Author: Nick Griffin


A landlord has been fined over £3,000 for failing to have a licence for his House in Multiple Occupation (HMO).

A landlord has been fined over £3,000 for failing to have a licence for his House in Multiple Occupation (HMO).

Manzoor Hussain, of Ferney Road, East Barnet, pleaded guilty at Willesden Magistrates’ Court on 22 March 2016 to failing without reasonable excuse to have a licence, and was fined £3,500, ordered to pay £2,446 in costs and pay a £120 victim surcharge.

Since 2006, landlords of HMOs of three or more storeys with five or more tenants sharing amenities such as kitchens and bathrooms are required to hold a licence.

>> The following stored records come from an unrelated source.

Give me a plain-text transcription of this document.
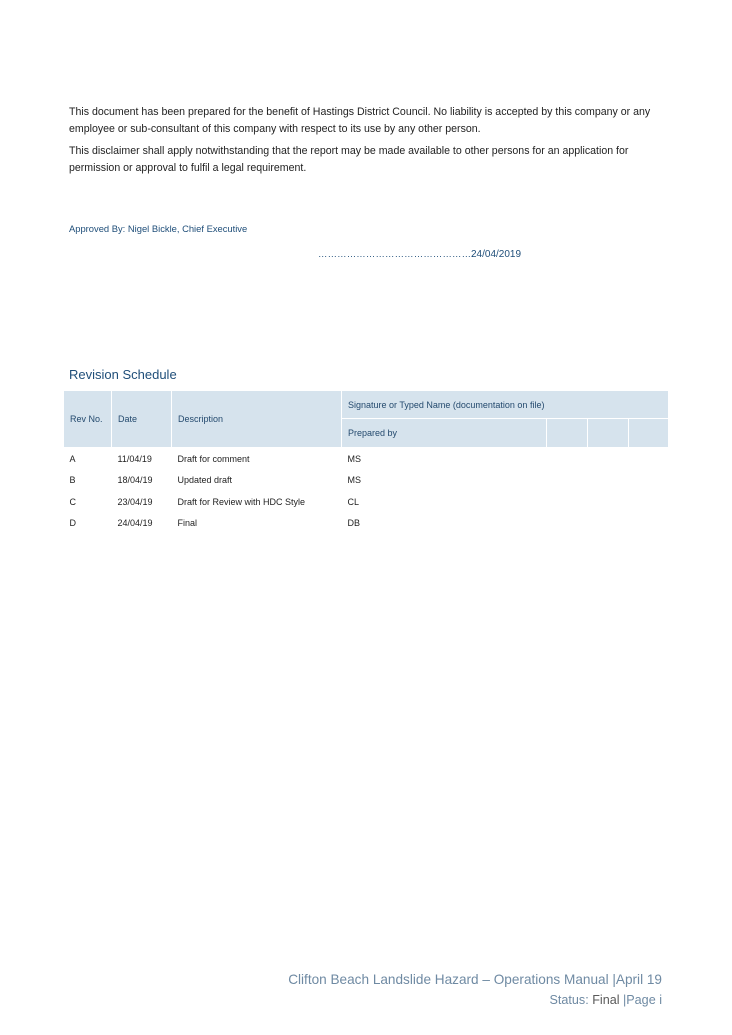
This document has been prepared for the benefit of Hastings District Council. No liability is accepted by this company or any employee or sub-consultant of this company with respect to its use by any other person.

This disclaimer shall apply notwithstanding that the report may be made available to other persons for an application for permission or approval to fulfil a legal requirement.

Approved By: Nigel Bickle, Chief Executive
………………………………………….
24/04/2019
Revision Schedule
Rev No.	Date	Description	Signature or Typed Name (documentation on file)			
			Prepared by			
A	11/04/19	Draft for comment	MS			
B	18/04/19	Updated draft	MS			
C	23/04/19	Draft for Review with HDC Style	CL			
D	24/04/19	Final	DB			
Clifton Beach Landslide Hazard – Operations Manual |April 19
Status: Final |Page i
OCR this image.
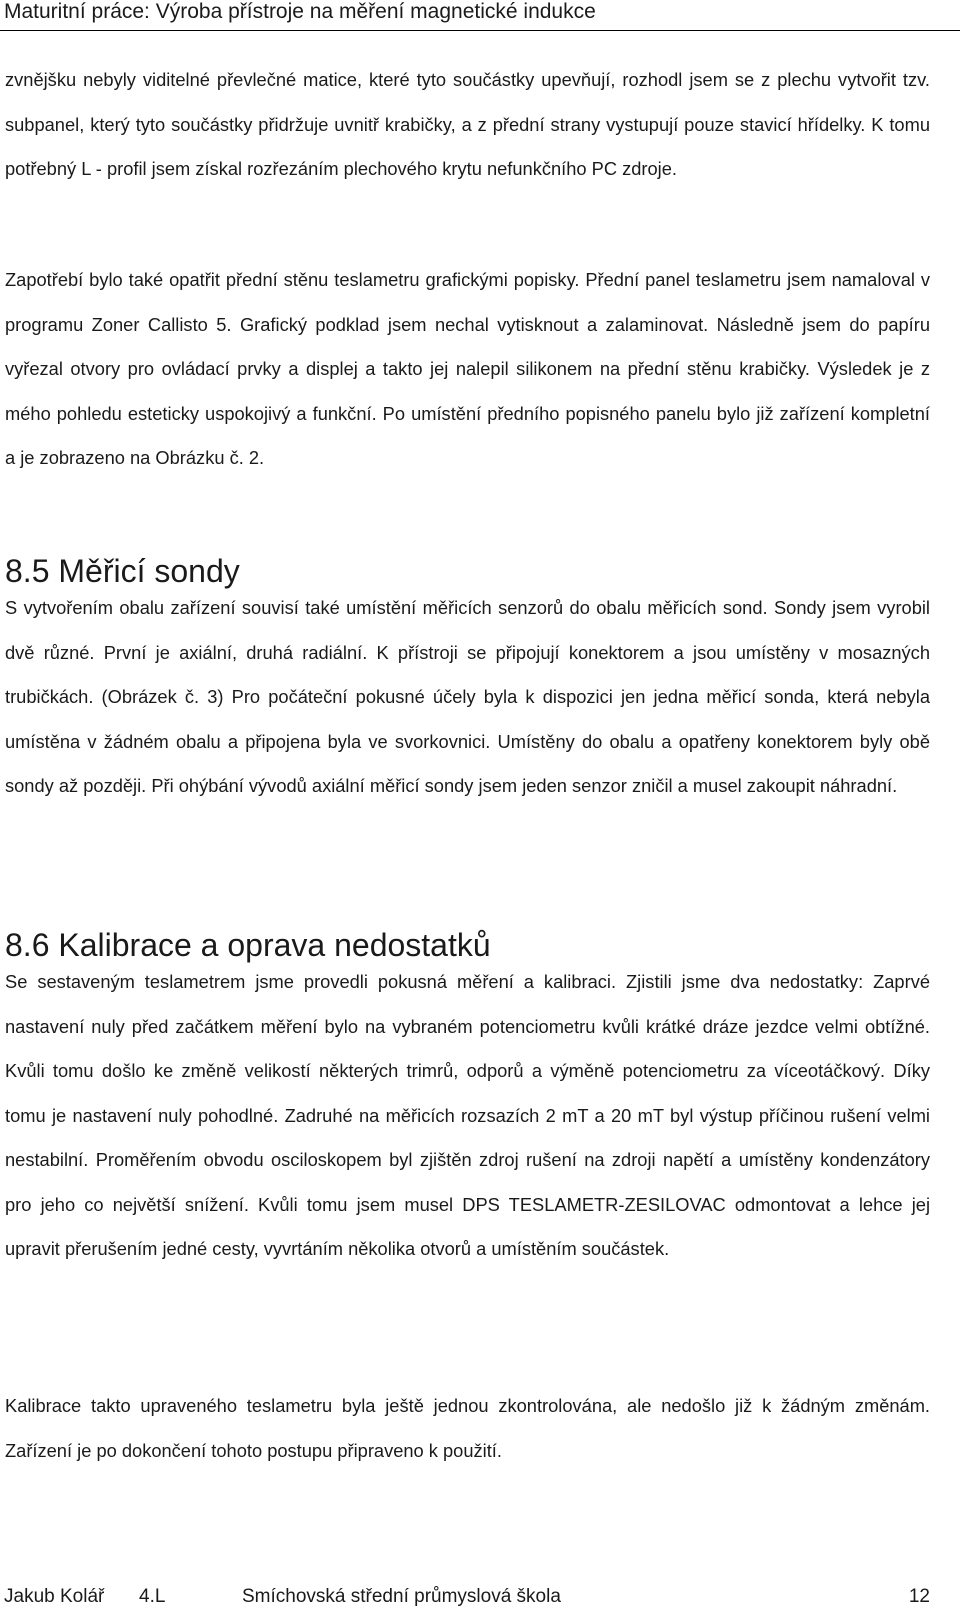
Maturitní práce: Výroba přístroje na měření magnetické indukce

zvnějšku nebyly viditelné převlečné matice, které tyto součástky upevňují, rozhodl jsem se z plechu vytvořit tzv. subpanel, který tyto součástky přidržuje uvnitř krabičky, a z přední strany vystupují pouze stavicí hřídelky. K tomu potřebný L - profil jsem získal rozřezáním plechového krytu nefunkčního PC zdroje.

Zapotřebí bylo také opatřit přední stěnu teslametru grafickými popisky. Přední panel teslametru jsem namaloval v programu Zoner Callisto 5. Grafický podklad jsem nechal vytisknout a zalaminovat. Následně jsem do papíru vyřezal otvory pro ovládací prvky a displej a takto jej nalepil silikonem na přední stěnu krabičky. Výsledek je z mého pohledu esteticky uspokojivý a funkční. Po umístění předního popisného panelu bylo již zařízení kompletní a je zobrazeno na Obrázku č. 2.

8.5 Měřicí sondy

S vytvořením obalu zařízení souvisí také umístění měřicích senzorů do obalu měřicích sond. Sondy jsem vyrobil dvě různé. První je axiální, druhá radiální. K přístroji se připojují konektorem a jsou umístěny v mosazných trubičkách. (Obrázek č. 3) Pro počáteční pokusné účely byla k dispozici jen jedna měřicí sonda, která nebyla umístěna v žádném obalu a připojena byla ve svorkovnici. Umístěny do obalu a opatřeny konektorem byly obě sondy až později. Při ohýbání vývodů axiální měřicí sondy jsem jeden senzor zničil a musel zakoupit náhradní.

8.6 Kalibrace a oprava nedostatků

Se sestaveným teslametrem jsme provedli pokusná měření a kalibraci. Zjistili jsme dva nedostatky: Zaprvé nastavení nuly před začátkem měření bylo na vybraném potenciometru kvůli krátké dráze jezdce velmi obtížné. Kvůli tomu došlo ke změně velikostí některých trimrů, odporů a výměně potenciometru za víceotáčkový. Díky tomu je nastavení nuly pohodlné. Zadruhé na měřicích rozsazích 2 mT a 20 mT byl výstup příčinou rušení velmi nestabilní. Proměřením obvodu osciloskopem byl zjištěn zdroj rušení na zdroji napětí a umístěny kondenzátory pro jeho co největší snížení. Kvůli tomu jsem musel DPS TESLAMETR-ZESILOVAC odmontovat a lehce jej upravit přerušením jedné cesty, vyvrtáním několika otvorů a umístěním součástek.

Kalibrace takto upraveného teslametru byla ještě jednou zkontrolována, ale nedošlo již k žádným změnám. Zařízení je po dokončení tohoto postupu připraveno k použití.

Jakub Kolář 4.L	Smíchovská střední průmyslová škola	12
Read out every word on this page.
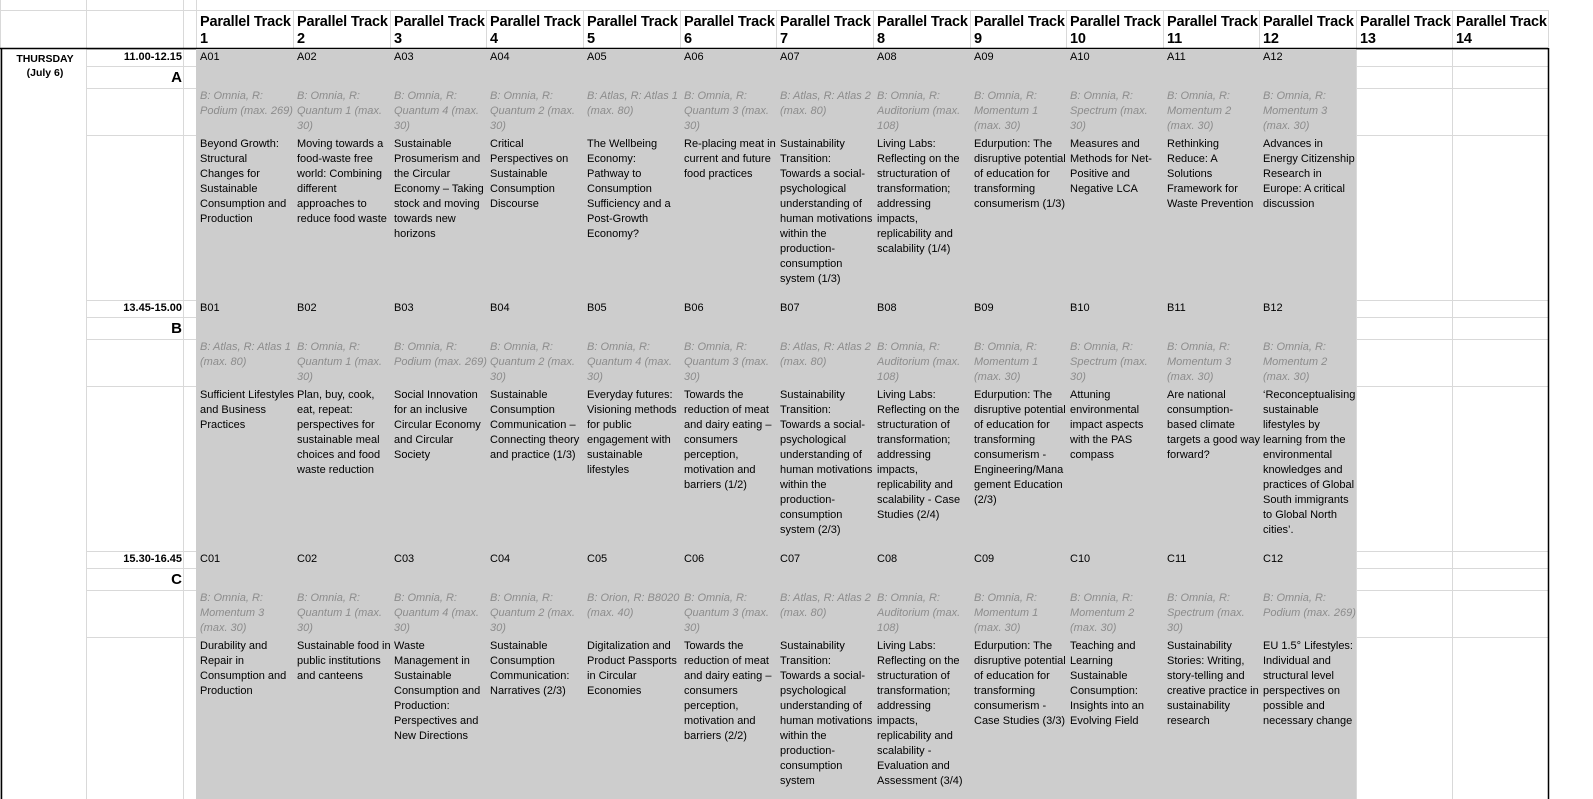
Parallel Track 1
Parallel Track 2
Parallel Track 3
Parallel Track 4
Parallel Track 5
Parallel Track 6
Parallel Track 7
Parallel Track 8
Parallel Track 9
Parallel Track 10
Parallel Track 11
Parallel Track 12
Parallel Track 13
Parallel Track 14
THURSDAY (July 6)
11.00-12.15
A
A01
B: Omnia, R: Podium (max. 269)
Beyond Growth: Structural Changes for Sustainable Consumption and Production
A02
B: Omnia, R: Quantum 1 (max. 30)
Moving towards a food-waste free world: Combining different approaches to reduce food waste
A03
B: Omnia, R: Quantum 4 (max. 30)
Sustainable Prosumerism and the Circular Economy – Taking stock and moving towards new horizons
A04
B: Omnia, R: Quantum 2 (max. 30)
Critical Perspectives on Sustainable Consumption Discourse
A05
B: Atlas, R: Atlas 1 (max. 80)
The Wellbeing Economy: Pathway to Consumption Sufficiency and a Post-Growth Economy?
A06
B: Omnia, R: Quantum 3 (max. 30)
Re-placing meat in current and future food practices
A07
B: Atlas, R: Atlas 2 (max. 80)
Sustainability Transition: Towards a social-psychological understanding of human motivations within the production-consumption system (1/3)
A08
B: Omnia, R: Auditorium (max. 108)
Living Labs: Reflecting on the structuration of transformation; addressing impacts, replicability and scalability (1/4)
A09
B: Omnia, R: Momentum 1 (max. 30)
Edurpution: The disruptive potential of education for transforming consumerism (1/3)
A10
B: Omnia, R: Spectrum (max. 30)
Measures and Methods for Net-Positive and Negative LCA
A11
B: Omnia, R: Momentum 2 (max. 30)
Rethinking Reduce: A Solutions Framework for Waste Prevention
A12
B: Omnia, R: Momentum 3 (max. 30)
Advances in Energy Citizenship Research in Europe: A critical discussion
13.45-15.00
B
B01
B: Atlas, R: Atlas 1 (max. 80)
Sufficient Lifestyles and Business Practices
B02
B: Omnia, R: Quantum 1 (max. 30)
Plan, buy, cook, eat, repeat: perspectives for sustainable meal choices and food waste reduction
B03
B: Omnia, R: Podium (max. 269)
Social Innovation for an inclusive Circular Economy and Circular Society
B04
B: Omnia, R: Quantum 2 (max. 30)
Sustainable Consumption Communication – Connecting theory and practice (1/3)
B05
B: Omnia, R: Quantum 4 (max. 30)
Everyday futures: Visioning methods for public engagement with sustainable lifestyles
B06
B: Omnia, R: Quantum 3 (max. 30)
Towards the reduction of meat and dairy eating – consumers perception, motivation and barriers (1/2)
B07
B: Atlas, R: Atlas 2 (max. 80)
Sustainability Transition: Towards a social-psychological understanding of human motivations within the production-consumption system (2/3)
B08
B: Omnia, R: Auditorium (max. 108)
Living Labs: Reflecting on the structuration of transformation; addressing impacts, replicability and scalability - Case Studies (2/4)
B09
B: Omnia, R: Momentum 1 (max. 30)
Edurpution: The disruptive potential of education for transforming consumerism - Engineering/Management Education (2/3)
B10
B: Omnia, R: Spectrum (max. 30)
Attuning environmental impact aspects with the PAS compass
B11
B: Omnia, R: Momentum 3 (max. 30)
Are national consumption-based climate targets a good way forward?
B12
B: Omnia, R: Momentum 2 (max. 30)
‘Reconceptualising sustainable lifestyles by learning from the environmental knowledges and practices of Global South immigrants to Global North cities’.
15.30-16.45
C
C01
B: Omnia, R: Momentum 3 (max. 30)
Durability and Repair in Consumption and Production
C02
B: Omnia, R: Quantum 1 (max. 30)
Sustainable food in public institutions and canteens
C03
B: Omnia, R: Quantum 4 (max. 30)
Waste Management in Sustainable Consumption and Production: Perspectives and New Directions
C04
B: Omnia, R: Quantum 2 (max. 30)
Sustainable Consumption Communication: Narratives (2/3)
C05
B: Orion, R: B8020 (max. 40)
Digitalization and Product Passports in Circular Economies
C06
B: Omnia, R: Quantum 3 (max. 30)
Towards the reduction of meat and dairy eating – consumers perception, motivation and barriers (2/2)
C07
B: Atlas, R: Atlas 2 (max. 80)
Sustainability Transition: Towards a social-psychological understanding of human motivations within the production-consumption system
C08
B: Omnia, R: Auditorium (max. 108)
Living Labs: Reflecting on the structuration of transformation; addressing impacts, replicability and scalability - Evaluation and Assessment (3/4)
C09
B: Omnia, R: Momentum 1 (max. 30)
Edurpution: The disruptive potential of education for transforming consumerism - Case Studies (3/3)
C10
B: Omnia, R: Momentum 2 (max. 30)
Teaching and Learning Sustainable Consumption: Insights into an Evolving Field
C11
B: Omnia, R: Spectrum (max. 30)
Sustainability Stories: Writing, story-telling and creative practice in sustainability research
C12
B: Omnia, R: Podium (max. 269)
EU 1.5° Lifestyles: Individual and structural level perspectives on possible and necessary change
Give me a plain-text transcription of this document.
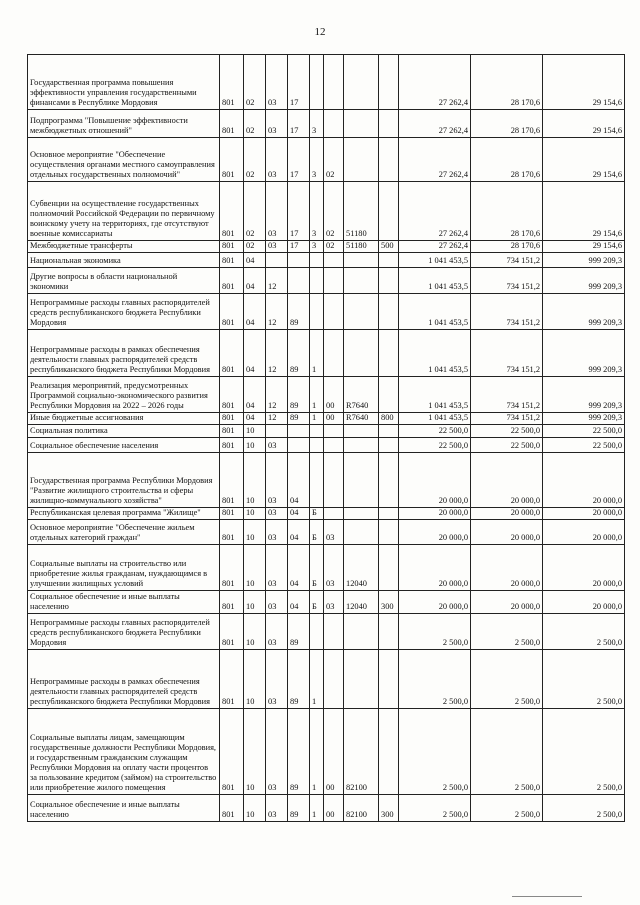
12
Государственная программа повышения эффективности управления государственными финансами в Республике Мордовия	801	02	03	17					27 262,4	28 170,6	29 154,6
Подпрограмма "Повышение эффективности межбюджетных отношений"	801	02	03	17	3				27 262,4	28 170,6	29 154,6
Основное мероприятие "Обеспечение осуществления органами местного самоуправления отдельных государственных полномочий"	801	02	03	17	3	02			27 262,4	28 170,6	29 154,6
Субвенции на осуществление государственных полномочий Российской Федерации по первичному воинскому учету на территориях, где отсутствуют военные комиссариаты	801	02	03	17	3	02	51180		27 262,4	28 170,6	29 154,6
Межбюджетные трансферты	801	02	03	17	3	02	51180	500	27 262,4	28 170,6	29 154,6
Национальная экономика	801	04							1 041 453,5	734 151,2	999 209,3
Другие вопросы в области национальной экономики	801	04	12						1 041 453,5	734 151,2	999 209,3
Непрограммные расходы главных распорядителей средств республиканского бюджета Республики Мордовия	801	04	12	89					1 041 453,5	734 151,2	999 209,3
Непрограммные расходы в рамках обеспечения деятельности главных распорядителей средств республиканского бюджета Республики Мордовия	801	04	12	89	1				1 041 453,5	734 151,2	999 209,3
Реализация мероприятий, предусмотренных Программой социально-экономического развития Республики Мордовия на 2022 – 2026 годы	801	04	12	89	1	00	R7640		1 041 453,5	734 151,2	999 209,3
Иные бюджетные ассигнования	801	04	12	89	1	00	R7640	800	1 041 453,5	734 151,2	999 209,3
Социальная политика	801	10							22 500,0	22 500,0	22 500,0
Социальное обеспечение населения	801	10	03						22 500,0	22 500,0	22 500,0
Государственная программа Республики Мордовия "Развитие жилищного строительства и сферы жилищно-коммунального хозяйства"	801	10	03	04					20 000,0	20 000,0	20 000,0
Республиканская целевая программа "Жилище"	801	10	03	04	Б				20 000,0	20 000,0	20 000,0
Основное мероприятие "Обеспечение жильем отдельных категорий граждан"	801	10	03	04	Б	03			20 000,0	20 000,0	20 000,0
Социальные выплаты на строительство или приобретение жилья гражданам, нуждающимся в улучшении жилищных условий	801	10	03	04	Б	03	12040		20 000,0	20 000,0	20 000,0
Социальное обеспечение и иные выплаты населению	801	10	03	04	Б	03	12040	300	20 000,0	20 000,0	20 000,0
Непрограммные расходы главных распорядителей средств республиканского бюджета Республики Мордовия	801	10	03	89					2 500,0	2 500,0	2 500,0
Непрограммные расходы в рамках обеспечения деятельности главных распорядителей средств республиканского бюджета Республики Мордовия	801	10	03	89	1				2 500,0	2 500,0	2 500,0
Социальные выплаты лицам, замещающим государственные должности Республики Мордовия, и государственным гражданским служащим Республики Мордовия на оплату части процентов за пользование кредитом (займом) на строительство или приобретение жилого помещения	801	10	03	89	1	00	82100		2 500,0	2 500,0	2 500,0
Социальное обеспечение и иные выплаты населению	801	10	03	89	1	00	82100	300	2 500,0	2 500,0	2 500,0
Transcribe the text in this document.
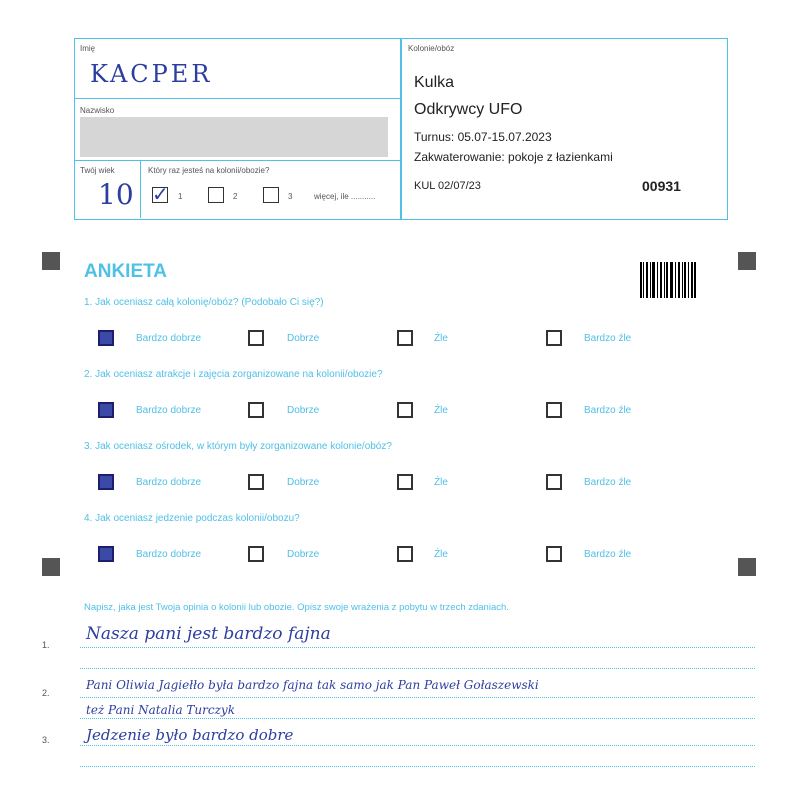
Imię
KACPER
Nazwisko
Twój wiek
10
Który raz jesteś na kolonii/obozie?
✓ 1	2	3	więcej, ile ...........
Kolonie/obóz
Kulka
Odkrywcy UFO
Turnus: 05.07-15.07.2023
Zakwaterowanie: pokoje z łazienkami
KUL 02/07/23	00931
ANKIETA
1. Jak oceniasz całą kolonię/obóz? (Podobało Ci się?)
Bardzo dobrze	Dobrze	Źle	Bardzo źle
2. Jak oceniasz atrakcje i zajęcia zorganizowane na kolonii/obozie?
Bardzo dobrze	Dobrze	Źle	Bardzo źle
3. Jak oceniasz ośrodek, w którym były zorganizowane kolonie/obóz?
Bardzo dobrze	Dobrze	Źle	Bardzo źle
4. Jak oceniasz jedzenie podczas kolonii/obozu?
Bardzo dobrze	Dobrze	Źle	Bardzo źle
Napisz, jaka jest Twoja opinia o kolonii lub obozie. Opisz swoje wrażenia z pobytu w trzech zdaniach.
1.
Nasza pani jest bardzo fajna
2.
Pani Oliwia Jagiełło była bardzo fajna tak samo jak Pan Paweł Gołaszewski
też Pani Natalia Turczyk
3. Jedzenie było bardzo dobre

The unlicensed six bedroom house in Parkside Gardens, East Barnet, was found by inspectors to be home to seven tenants in six different households sharing one kitchen and two bathrooms, despite the landlord telling the council’s Environmental Health team that he would be letting the property to a single family.

The court heard how the landlord had previously held a licence for the property when Environmental Health officers inspected it in 2008. It had been let out to five people at the time and officers prohibited a box room in the house from being rented out as it was too small.

Inspectors visited the property in August 2015 following a complaint about the possibility that the HMO did not have a licence.

They found seven tenants were living in the house, some of whom had been living in the property since September 2013. The box room which had been prohibited from being rented out on the previous licence was one of the rooms being let.

An application for a new licence is currently being processed.

Additional licensing for HMOs is being introduced in Barnet from July 5, which includes smaller types of HMOs. More information can be found online

Cath Shaw, Barnet Council’s Director for Growth and Development, said: “It is crucial that landlords make sure they have the correct licenses for their property. These licenses are very important in making sure the accommodation tenants are living in is of a decent standard and is not putting them at risk.

“This prosecution shows that landlords of HMOs who don’t have the required licences can expect to face action.”